Начиная с повестей «Тайфун», «Фальк», угол зрения на изображаемое меняется. Конрад почти отказывается от иронических концовок, его несколько тягучая манера письма становится конкретнее — растет роль дробного декоративного диалога, повествователь приобретает определенную ясность зрения. Его, как и прежде, влекут все эти мужественные честолюбцы, живущие только сегодняшним днем, почти мистическим единением с вещным и природным миром, но теперь он уже не пытается их истолковать, а принимает такими, «как есть».

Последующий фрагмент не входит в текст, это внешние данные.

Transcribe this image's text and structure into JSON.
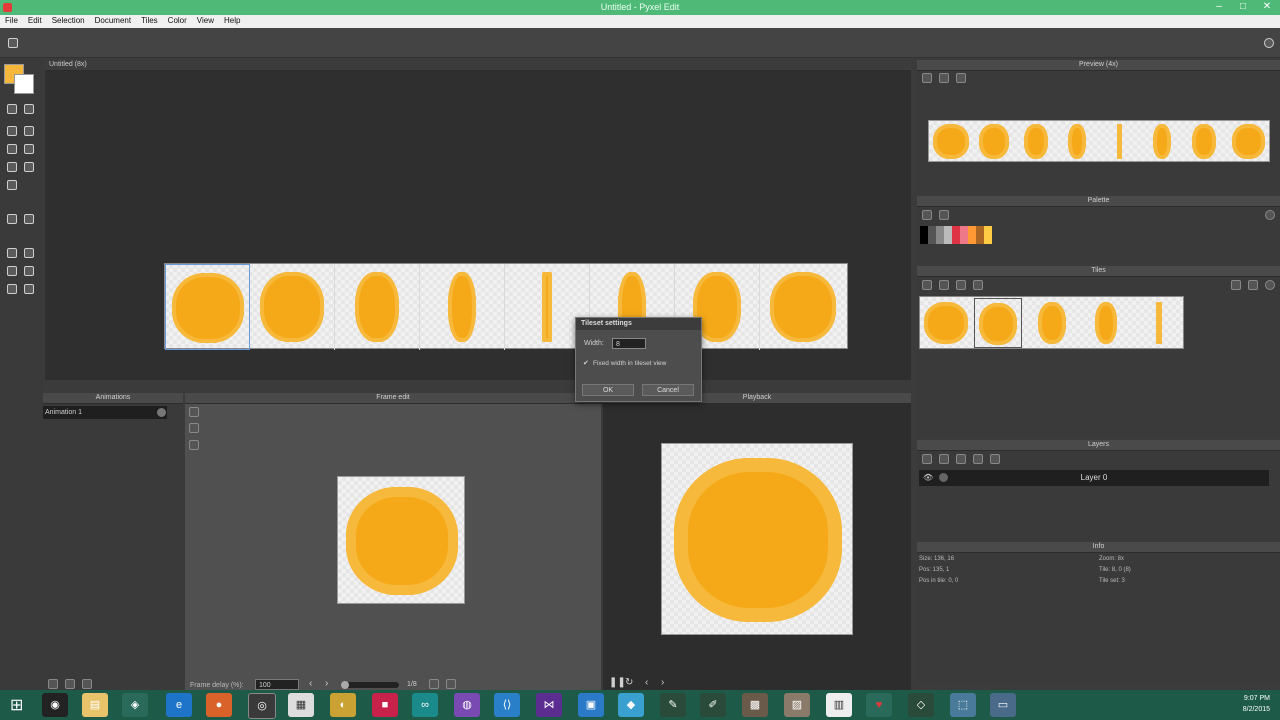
{
  "window": {
    "title": "Untitled - Pyxel Edit"
  },
  "menu": [
    "File",
    "Edit",
    "Selection",
    "Document",
    "Tiles",
    "Color",
    "View",
    "Help"
  ],
  "document": {
    "tab_title": "Untitled (8x)"
  },
  "panels": {
    "preview": "Preview (4x)",
    "palette": "Palette",
    "tiles": "Tiles",
    "layers": "Layers",
    "info": "Info",
    "animations": "Animations",
    "frame_edit": "Frame edit",
    "playback": "Playback"
  },
  "layers": [
    {
      "name": "Layer 0"
    }
  ],
  "animations": [
    {
      "name": "Animation 1"
    }
  ],
  "frame_controls": {
    "delay_label": "Frame delay (%):",
    "delay_value": "100",
    "frame_counter": "1/8"
  },
  "dialog": {
    "title": "Tileset settings",
    "width_label": "Width:",
    "width_value": "8",
    "checkbox_label": "Fixed width in tileset view",
    "ok": "OK",
    "cancel": "Cancel"
  },
  "info": {
    "size": "Size: 136, 16",
    "pos": "Pos: 135, 1",
    "pos_in_tile": "Pos in tile: 0, 0",
    "zoom": "Zoom: 8x",
    "tile": "Tile: 8, 0 (8)",
    "tile_set": "Tile set: 3"
  },
  "taskbar": {
    "time": "9:07 PM",
    "date": "8/2/2015"
  },
  "colors": {
    "primary": "#f5b73b",
    "secondary": "#ffffff",
    "accent": "#f5a918",
    "titlebar": "#4fb978"
  }
}
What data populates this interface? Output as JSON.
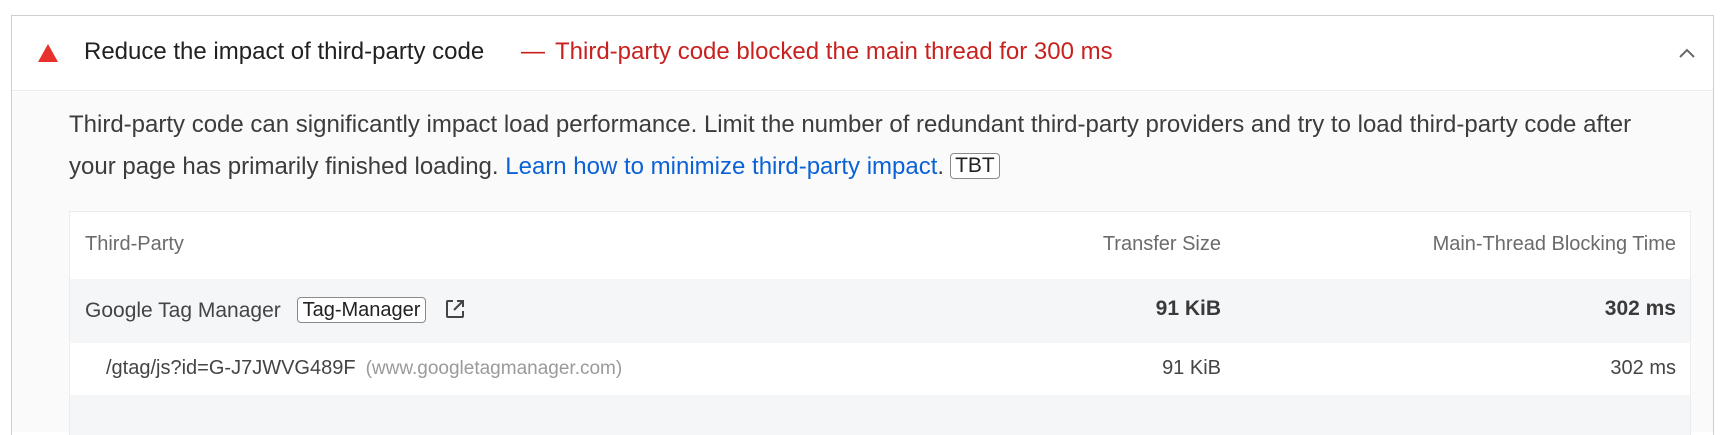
{
  "audit": {
    "title": "Reduce the impact of third-party code",
    "display_value_dash": "—",
    "display_value": "Third-party code blocked the main thread for 300 ms",
    "status_color": "#e8302c",
    "description_text": "Third-party code can significantly impact load performance. Limit the number of redundant third-party providers and try to load third-party code after your page has primarily finished loading.",
    "learn_more_link": "Learn how to minimize third-party impact",
    "description_period": ".",
    "metric_badge": "TBT"
  },
  "table": {
    "columns": {
      "name": "Third-Party",
      "size": "Transfer Size",
      "time": "Main-Thread Blocking Time"
    },
    "entity": {
      "name": "Google Tag Manager",
      "category": "Tag-Manager",
      "transfer_size": "91 KiB",
      "blocking_time": "302 ms"
    },
    "subitem": {
      "url": "/gtag/js?id=G-J7JWVG489F",
      "origin": "(www.googletagmanager.com)",
      "transfer_size": "91 KiB",
      "blocking_time": "302 ms"
    }
  }
}
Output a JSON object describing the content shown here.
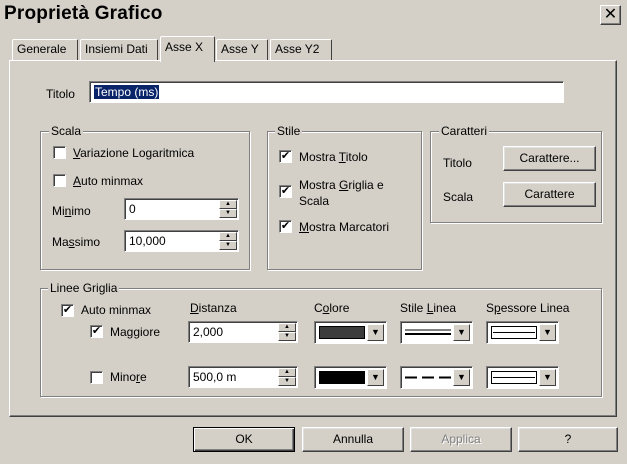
{
  "window": {
    "title": "Proprietà Grafico",
    "close_glyph": "✕"
  },
  "tabs": [
    {
      "label": "Generale"
    },
    {
      "label": "Insiemi Dati"
    },
    {
      "label": "Asse X"
    },
    {
      "label": "Asse Y"
    },
    {
      "label": "Asse Y2"
    }
  ],
  "active_tab": "Asse X",
  "title_field": {
    "label": "Titolo",
    "value": "Tempo (ms)"
  },
  "scala": {
    "group_label": "Scala",
    "log_variation": {
      "label_u": "V",
      "label_rest": "ariazione Logaritmica",
      "checked": false
    },
    "auto_minmax": {
      "label_u": "A",
      "label_rest": "uto minmax",
      "checked": false
    },
    "minimo": {
      "label_pre": "Mi",
      "label_u": "n",
      "label_post": "imo",
      "value": "0"
    },
    "massimo": {
      "label_pre": "Ma",
      "label_u": "s",
      "label_post": "simo",
      "value": "10,000"
    }
  },
  "stile": {
    "group_label": "Stile",
    "mostra_titolo": {
      "label_pre": "Mostra ",
      "label_u": "T",
      "label_post": "itolo",
      "checked": true,
      "check_glyph": "✔"
    },
    "mostra_griglia": {
      "label_pre": "Mostra ",
      "label_u": "G",
      "label_post": "riglia e",
      "label_line2": "Scala",
      "checked": true,
      "check_glyph": "✔"
    },
    "mostra_marcatori": {
      "label_pre": "",
      "label_u": "M",
      "label_post": "ostra Marcatori",
      "checked": true,
      "check_glyph": "✔"
    }
  },
  "caratteri": {
    "group_label": "Caratteri",
    "titolo_label": "Titolo",
    "titolo_button": "Carattere...",
    "scala_label": "Scala",
    "scala_button": "Carattere"
  },
  "linee_griglia": {
    "group_label": "Linee Griglia",
    "auto_minmax": {
      "label": "Auto minmax",
      "checked": true,
      "check_glyph": "✔"
    },
    "headers": {
      "distanza_u": "D",
      "distanza_rest": "istanza",
      "colore_pre": "C",
      "colore_u": "o",
      "colore_post": "lore",
      "stile_pre": "Stile ",
      "stile_u": "L",
      "stile_post": "inea",
      "spessore_pre": "S",
      "spessore_u": "p",
      "spessore_post": "essore Linea"
    },
    "maggiore": {
      "label": "Maggiore",
      "checked": true,
      "check_glyph": "✔",
      "distanza": "2,000",
      "color": "#3c3c3c"
    },
    "minore": {
      "label_pre": "Mino",
      "label_u": "r",
      "label_post": "e",
      "checked": false,
      "distanza": "500,0 m",
      "color": "#000000"
    }
  },
  "buttons": {
    "ok": "OK",
    "annulla": "Annulla",
    "applica": "Applica",
    "help": "?"
  },
  "icons": {
    "dropdown": "▼",
    "spin_up": "▲",
    "spin_down": "▼"
  }
}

Решительный отказ Конрада от «старого» романтизма особо рельефно заявлен в повести «Дуэль», где «убийственная нелепость» и более того — абсурдность возникшего из ничего и множество раз возобновляющегося поединка соотносится им с эпохой наполеоновского индивидуализма, с ее ложным культом гения и красотой отвлеченного, то есть неистинного — питающегося иллюзией, не соотнесенного с «природой» героизма, непреложно ведущего к раздвоению личности, к гибели.
В исторической перспективе противоречивость конрадовского творчества очевидна. С одной стороны, многих читателей не может не привлекать определенная цельность натуры, героика существования сравнительно простых людей у английского писателя, желавшего по-демократически противопоставить ущербности декаданса новые идеалы. В то же время, вчитываясь в него, все же понимаешь, что художественное и эстетическое обоснование этого во многом фаталистического героизма оставляет человеку не столь уж много — рвущуюся наружу энергию «темного сердца», бытийно лукавых в своей основе величин, а не сокровенные тайны «чистого сердца», борения которого столь влекли к себе русских писателей, современников Конрада.
Л-ра: Литературное обозрение. – 1988. – № 9. – С. 67-69.